Résistance médiévale des divinités sylvestres
À la façon de tout bouleversement spirituel, celui que décrit le théologien
catholique fut lent à produire des effets. Au-delà du XIe siècle de
notre ère, l'animal se trouve encore fréquemment représenté dans la
statuaire religieuse. L'art roman puis l'art gothique lui accordent une
place nullement négligeable. Il est souvent transposé en animal fabuleux
par l'imaginaire celtique renaissant au Moyen Âge. Les légendes celtes
montrent en effet que ne s'était pas perdue la faculté de communiquer
avec l'animalité sacrée. Comme dans la mythologie grecque, les dieux
celtes de la chasse protégeaient les animaux tout en favorisant les chasseurs.

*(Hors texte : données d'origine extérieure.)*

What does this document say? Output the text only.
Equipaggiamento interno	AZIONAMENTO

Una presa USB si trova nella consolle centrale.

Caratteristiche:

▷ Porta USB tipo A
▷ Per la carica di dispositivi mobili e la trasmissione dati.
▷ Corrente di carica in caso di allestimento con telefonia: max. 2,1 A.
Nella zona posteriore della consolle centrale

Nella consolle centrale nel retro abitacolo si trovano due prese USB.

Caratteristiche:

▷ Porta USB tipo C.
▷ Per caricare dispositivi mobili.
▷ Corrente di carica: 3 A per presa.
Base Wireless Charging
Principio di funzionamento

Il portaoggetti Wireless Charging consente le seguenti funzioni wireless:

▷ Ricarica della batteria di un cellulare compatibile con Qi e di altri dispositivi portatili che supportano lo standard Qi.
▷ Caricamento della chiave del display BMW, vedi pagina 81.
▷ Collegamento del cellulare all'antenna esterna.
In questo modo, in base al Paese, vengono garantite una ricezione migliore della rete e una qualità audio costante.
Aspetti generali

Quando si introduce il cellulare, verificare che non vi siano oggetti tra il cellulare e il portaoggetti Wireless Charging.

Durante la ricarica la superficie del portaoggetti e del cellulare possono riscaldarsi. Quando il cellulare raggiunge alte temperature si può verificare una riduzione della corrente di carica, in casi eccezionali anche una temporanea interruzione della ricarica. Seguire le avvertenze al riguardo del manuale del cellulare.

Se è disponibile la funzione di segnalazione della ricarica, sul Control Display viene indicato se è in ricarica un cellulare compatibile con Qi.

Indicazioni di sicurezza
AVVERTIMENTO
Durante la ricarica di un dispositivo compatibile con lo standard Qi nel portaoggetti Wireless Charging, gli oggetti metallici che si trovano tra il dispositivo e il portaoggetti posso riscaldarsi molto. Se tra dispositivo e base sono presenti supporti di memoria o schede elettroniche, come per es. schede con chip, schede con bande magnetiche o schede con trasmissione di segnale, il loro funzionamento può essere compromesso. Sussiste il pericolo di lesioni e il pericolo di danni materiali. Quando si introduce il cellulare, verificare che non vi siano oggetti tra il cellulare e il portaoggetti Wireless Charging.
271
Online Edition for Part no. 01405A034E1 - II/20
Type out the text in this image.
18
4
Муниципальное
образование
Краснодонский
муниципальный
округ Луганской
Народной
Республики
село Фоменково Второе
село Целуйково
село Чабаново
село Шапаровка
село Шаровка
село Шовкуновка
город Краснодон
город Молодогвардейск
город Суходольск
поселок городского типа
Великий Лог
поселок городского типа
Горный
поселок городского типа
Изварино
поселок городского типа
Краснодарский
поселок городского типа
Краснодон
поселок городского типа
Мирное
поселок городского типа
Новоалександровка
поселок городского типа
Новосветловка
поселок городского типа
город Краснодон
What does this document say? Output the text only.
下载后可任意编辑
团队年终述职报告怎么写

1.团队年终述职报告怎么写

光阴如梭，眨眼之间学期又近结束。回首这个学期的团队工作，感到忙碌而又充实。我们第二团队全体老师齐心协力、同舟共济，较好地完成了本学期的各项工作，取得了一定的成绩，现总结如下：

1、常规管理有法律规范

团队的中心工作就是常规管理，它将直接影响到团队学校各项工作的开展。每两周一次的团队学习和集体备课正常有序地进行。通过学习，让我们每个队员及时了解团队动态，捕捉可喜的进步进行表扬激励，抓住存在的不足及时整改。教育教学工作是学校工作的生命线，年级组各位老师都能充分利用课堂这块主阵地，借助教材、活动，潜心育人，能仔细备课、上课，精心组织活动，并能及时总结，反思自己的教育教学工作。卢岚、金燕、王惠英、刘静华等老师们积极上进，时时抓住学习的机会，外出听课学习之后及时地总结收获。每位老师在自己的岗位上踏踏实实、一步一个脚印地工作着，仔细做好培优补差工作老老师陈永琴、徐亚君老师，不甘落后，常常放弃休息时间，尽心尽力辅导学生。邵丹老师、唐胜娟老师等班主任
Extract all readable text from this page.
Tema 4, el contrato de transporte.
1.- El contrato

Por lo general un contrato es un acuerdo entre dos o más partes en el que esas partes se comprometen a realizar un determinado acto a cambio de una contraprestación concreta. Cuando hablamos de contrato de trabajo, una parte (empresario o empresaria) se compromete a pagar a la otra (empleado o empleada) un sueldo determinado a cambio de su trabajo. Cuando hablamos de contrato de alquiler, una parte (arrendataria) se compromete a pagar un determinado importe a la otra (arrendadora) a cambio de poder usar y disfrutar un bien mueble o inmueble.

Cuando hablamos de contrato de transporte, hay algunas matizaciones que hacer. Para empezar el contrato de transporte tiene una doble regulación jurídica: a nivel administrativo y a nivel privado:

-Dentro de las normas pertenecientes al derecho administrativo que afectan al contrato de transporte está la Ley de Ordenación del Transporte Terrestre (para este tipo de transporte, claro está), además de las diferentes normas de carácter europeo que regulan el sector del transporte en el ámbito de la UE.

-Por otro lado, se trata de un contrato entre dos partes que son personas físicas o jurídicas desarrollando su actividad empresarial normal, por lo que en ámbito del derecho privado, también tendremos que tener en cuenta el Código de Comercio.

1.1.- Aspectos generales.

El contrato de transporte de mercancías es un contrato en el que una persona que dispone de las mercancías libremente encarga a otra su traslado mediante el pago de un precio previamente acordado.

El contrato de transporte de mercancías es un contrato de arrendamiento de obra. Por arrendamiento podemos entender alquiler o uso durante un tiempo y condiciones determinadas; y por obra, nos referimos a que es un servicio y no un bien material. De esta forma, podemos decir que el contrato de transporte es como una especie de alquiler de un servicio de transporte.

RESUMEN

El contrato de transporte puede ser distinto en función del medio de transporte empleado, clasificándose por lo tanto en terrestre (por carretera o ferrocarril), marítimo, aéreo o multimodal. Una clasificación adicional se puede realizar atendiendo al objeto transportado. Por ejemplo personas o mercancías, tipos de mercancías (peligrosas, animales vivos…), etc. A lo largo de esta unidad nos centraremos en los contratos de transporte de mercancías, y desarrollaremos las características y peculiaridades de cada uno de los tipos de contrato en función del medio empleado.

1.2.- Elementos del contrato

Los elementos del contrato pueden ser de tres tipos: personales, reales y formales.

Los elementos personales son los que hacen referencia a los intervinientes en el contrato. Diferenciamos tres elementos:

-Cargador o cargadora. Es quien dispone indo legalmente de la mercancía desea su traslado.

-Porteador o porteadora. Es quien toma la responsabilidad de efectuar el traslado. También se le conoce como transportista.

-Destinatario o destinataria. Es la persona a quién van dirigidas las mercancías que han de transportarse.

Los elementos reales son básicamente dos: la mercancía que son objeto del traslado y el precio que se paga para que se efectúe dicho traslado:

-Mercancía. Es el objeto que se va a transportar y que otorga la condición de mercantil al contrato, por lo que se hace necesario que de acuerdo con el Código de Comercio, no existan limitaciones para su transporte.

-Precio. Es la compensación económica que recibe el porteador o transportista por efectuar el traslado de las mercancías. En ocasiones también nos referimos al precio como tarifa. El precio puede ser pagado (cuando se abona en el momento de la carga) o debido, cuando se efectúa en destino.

La littérature du Moyen Âge, chansons de geste ou romans du
cycle breton, toute débordante de spiritualité celtique, brode invariablement
sur le thème de la forêt, univers périlleux, refuge des esprits et
des fées, mais également source de purification pour l'âme tourmentée
du chevalier, qu'il s'appelle Lancelot, Perceval ou Yvain. En poursuivant
un cerf ou un sanglier, le noble chasseur s'approprie son esprit. En mangeant
le coeur du gibier, il s'approprie sa force même. Dans le Lai de
Tyolet, en tuant le chevreuil, le héros devient capable de comprendre
l'esprit de la nature sauvage dont il s'est pénétré.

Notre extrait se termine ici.